Palavras-chave: Poder de requisição; Ministério Público do Trabalho; LGPD.

  • Introdução


A Constituição da República de 1988, inspirada pela Carta de Curitiba, alocou o Ministério Público do Trabalho em posição de destaque na arquitetura do Estado, posicionando-o dentre as funções essenciais à Justiça. A instituição foi desatrelada de todos os três poderes constituídos da República.
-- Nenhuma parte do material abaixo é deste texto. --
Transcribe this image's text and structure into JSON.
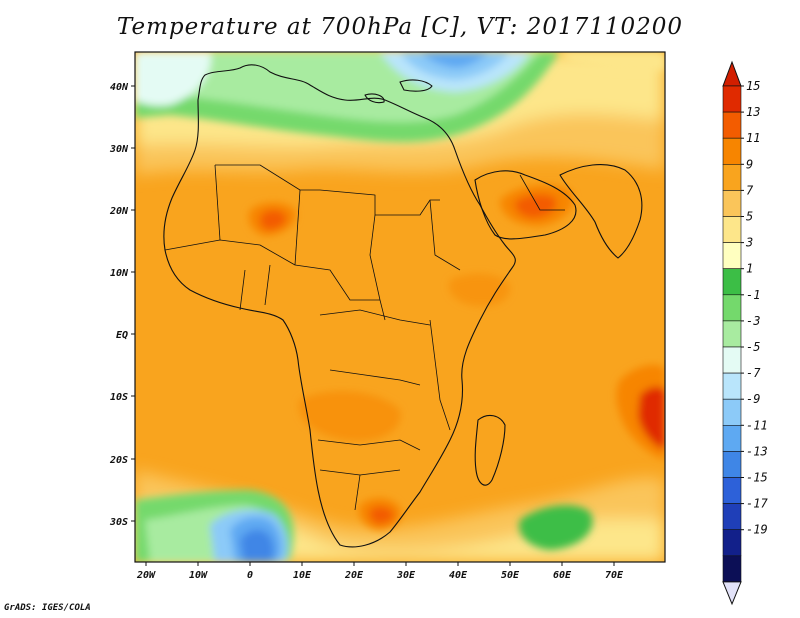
{
  "title": "Temperature at 700hPa [C], VT: 2017110200",
  "credit": "GrADS: IGES/COLA",
  "map": {
    "variable": "Temperature",
    "level": "700hPa",
    "units": "C",
    "valid_time": "2017110200",
    "lon_range": [
      -22,
      80
    ],
    "lat_range": [
      -37,
      46
    ],
    "lat_labels": [
      "40N",
      "30N",
      "20N",
      "10N",
      "EQ",
      "10S",
      "20S",
      "30S"
    ],
    "lon_labels": [
      "20W",
      "10W",
      "0",
      "10E",
      "20E",
      "30E",
      "40E",
      "50E",
      "60E",
      "70E"
    ]
  },
  "colorbar": {
    "labels": [
      "15",
      "13",
      "11",
      "9",
      "7",
      "5",
      "3",
      "1",
      "-1",
      "-3",
      "-5",
      "-7",
      "-9",
      "-11",
      "-13",
      "-15",
      "-17",
      "-19"
    ],
    "colors": [
      "#e02a00",
      "#f35c00",
      "#f78500",
      "#f9a41e",
      "#fac55a",
      "#fde68a",
      "#ffffc0",
      "#3cbe46",
      "#74d96c",
      "#a8eba0",
      "#e4fbf4",
      "#b9e5fb",
      "#8ccaf8",
      "#5ea9f2",
      "#3f86e6",
      "#2d61d9",
      "#1f3fb8",
      "#12208a",
      "#0c0f56"
    ],
    "top_color": "#d21e00",
    "bottom_color": "#e2e2f8"
  }
}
Ao lado dessa autonomia, foi confiada a missão de defender o regime democrático, o ordenamento jurídico e os direitos e interesses sociais e individuais indisponíveis ou com relevância social, nos termos dos artigos 127 e 129, da Constituição da República Federativa do Brasil de 1988.

Para consecução dessas relevantes atribuições, o parquet foi municionado com vasto arsenal de instrumentos de atuação judicial e extrajudicial, a exemplo do poder requisitório, o qual conta com amparo constitucional (art. 129, VI e VIII, da CF) e legal (arts. 8º, II, IV e 84, III, da Lei Complementar 75/1993; 8º, § 1º, da Lei 7347/1985; e 26, I, “b”, da Lei 8625/1993).

À luz desse quadro jurídico constitucional e legal, o presente estudo se propõe a realizar uma análise técnica em relação à existência – ou não -, de alteração do cenário prático da expedição de requisições pelo Ministério Público do Trabalho após o advento da Lei Geral de Proteção de Dados.

  • Poder de requisição

O poder de requisição consiste na prerrogativa de requisitar documentos e demais elementos probatórios que estejam em posse de pessoas naturais ou jurídicas e que sejam úteis à formação do convencimento do membro sobre determinado fato sob investigação.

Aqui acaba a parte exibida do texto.